Şairin bütün yürek gücü annesinden neşet eder. Hasta annesiyle yaşadığı çocukluk hâtıraları bir film şeridi gibi çarpıcı, anlamlı ve daha önce söylenmemiş mısralarla dile getiriyor. Hayatındaki mutlulukları, sevinçleri, üzüntüleri, yaşadığı çevreyi ve akrabalarını annesi üzerinden tasvir ediyor. Her şeyi çok sevdiği annesinin eteğine tutunmuş, onun sıcaklığına sığınmış ve hiç büyümeyen bir çocuk duygusuyla anlatıyor:

“Sedire uzanmış babam neden kaygılı ve üzgün / Dünyanın bütün anneleri hasta gelir bana / Dayana dayana biriktirdiğim acılar ve sancılar / Birlikte saldırır bütün azalarıma / Neden acı çekilince bitmez, dayandıkça birikir / Zikir çeker dervişler gibi kaplar ruhumu cezbe / İzbe bir köşesinden odanın ağlarım göklere ve yere / Annelere adanmış şiirler söylemeliyim ve bebeklerine hasret annelerine.”

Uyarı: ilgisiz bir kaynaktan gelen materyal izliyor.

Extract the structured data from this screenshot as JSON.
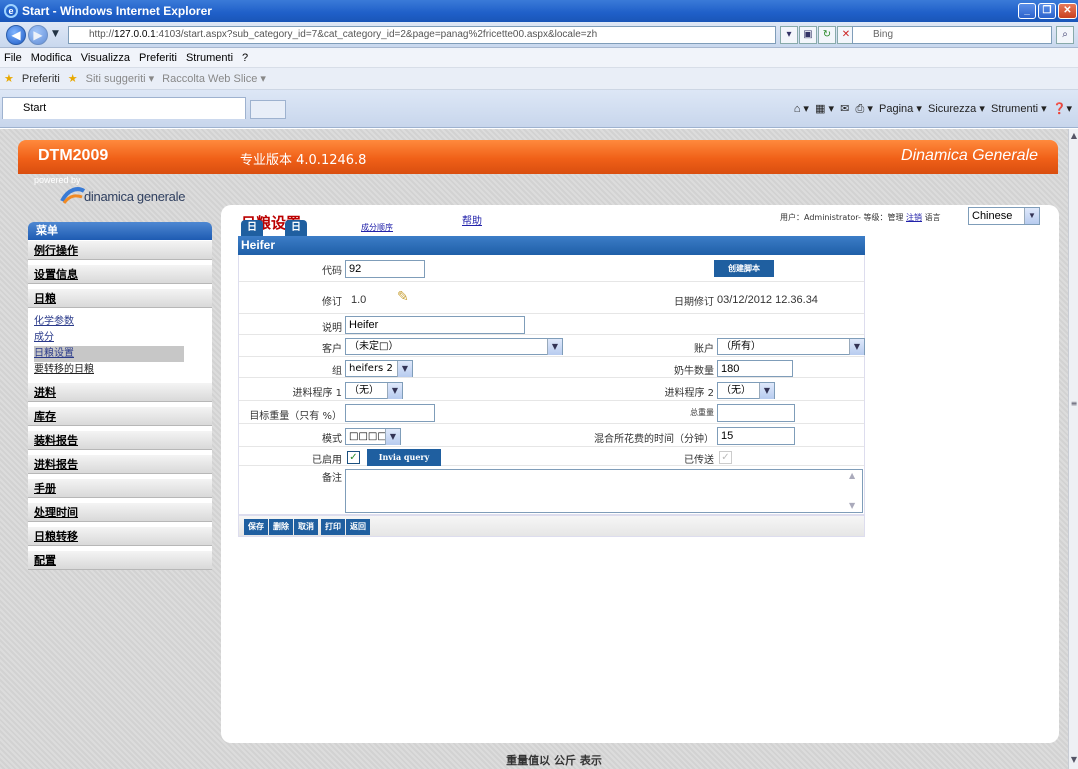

Şair oğulda mâzi bütünüyle annesinin kuşatıcı varlığıyla aynîlik kazanmıştır. Şairin mâzisi, anne ve onun etrafında gelişen bir hayattır. Köyde, kırda, bağda, bahçede ve tarlada annesi, kucağında yaşanılan bir sinegâhtır. Annenin dili, eli ve gönlü hayatın her ânında bir çekim merkezi durumundadır. Şair, bir gurbet hastanesinde hasta annesinin başındayken sık sık annesiyle birlikte geçirdiği mâziyi hatırlar. Çok anlamlı ve ilk kez söylenilen destansı mısralarla dile getirir annesi üzerinden görüp yaşadıklarını. Zaman zaman annesinin hasta olmadan önceki neşideli yıllarına gönderme yapar, coşkulu günleri arar ve hayata çocukça bir duyguyla sitem eder:

“Hasta anneler ülkesinde kalmaktan korkarım / Yakarım yarım kalmış bir şiiri annemin hatırına / Annemin hasta kartına notlar alan hemşireyi / Kaç mısra ile yazabilirim ki?/ İki satır reçeteyi on günde yazan doktoru ya da / Rüyada bile olsa koşsaydım annemle, ayaklarını görürdüm / İşte o zaman annem de hürdü, ben de hürdüm / Şimdi gördüğüm, varla yok arası ayakları annemin.”

Şairin annesine bağlılığında, Batılı toplumun hastalıklı ve bastırılmış “anneye dönüş” psikolojisiyle benzerlik yoktur. Annesine olan sevgisinde ve onun muhtemel yokluğunda hissettiği düşünceler İslâmî akidelere ters deği, bilâkis inançlarına bağlıdır. Şiirinde, anneleri ölen çocukların duygularını yansıtırken, varlığına bağlanılan bir insanın ölümü karşısında “hiçlik”, “çırpınış” ve “çâresizlik” duygusu yoktur.

Duygularını mısralaştırırken ayağını yere sağlam basıyor ve inanç merkezini kaybetmiyor. Annelerin ölümü ve ayrılığı karşısında iki ucu açık bir sonsuzluk anlayışı vardır. Yâni çocukların, anneleriyle ahrette buluşacağına dair sevinçleri mısraların zımnında mevcut. Şair, anneleri ölen çocukları bu inançla teselli ediyor:

“Amin diyerek sonunda, öğrendiğim duaların hepsi anneme şimdi / Bir Hüseynî şarkı gibi / Ağıtlar yakar annenin biri / Çalışmaz ayağı ölü ayakları gibi, oysa yüreği dipdiri / Annem yatar başucumda, bakarım / Annemin yüreğiyle anneme ağıtlar yakarım.”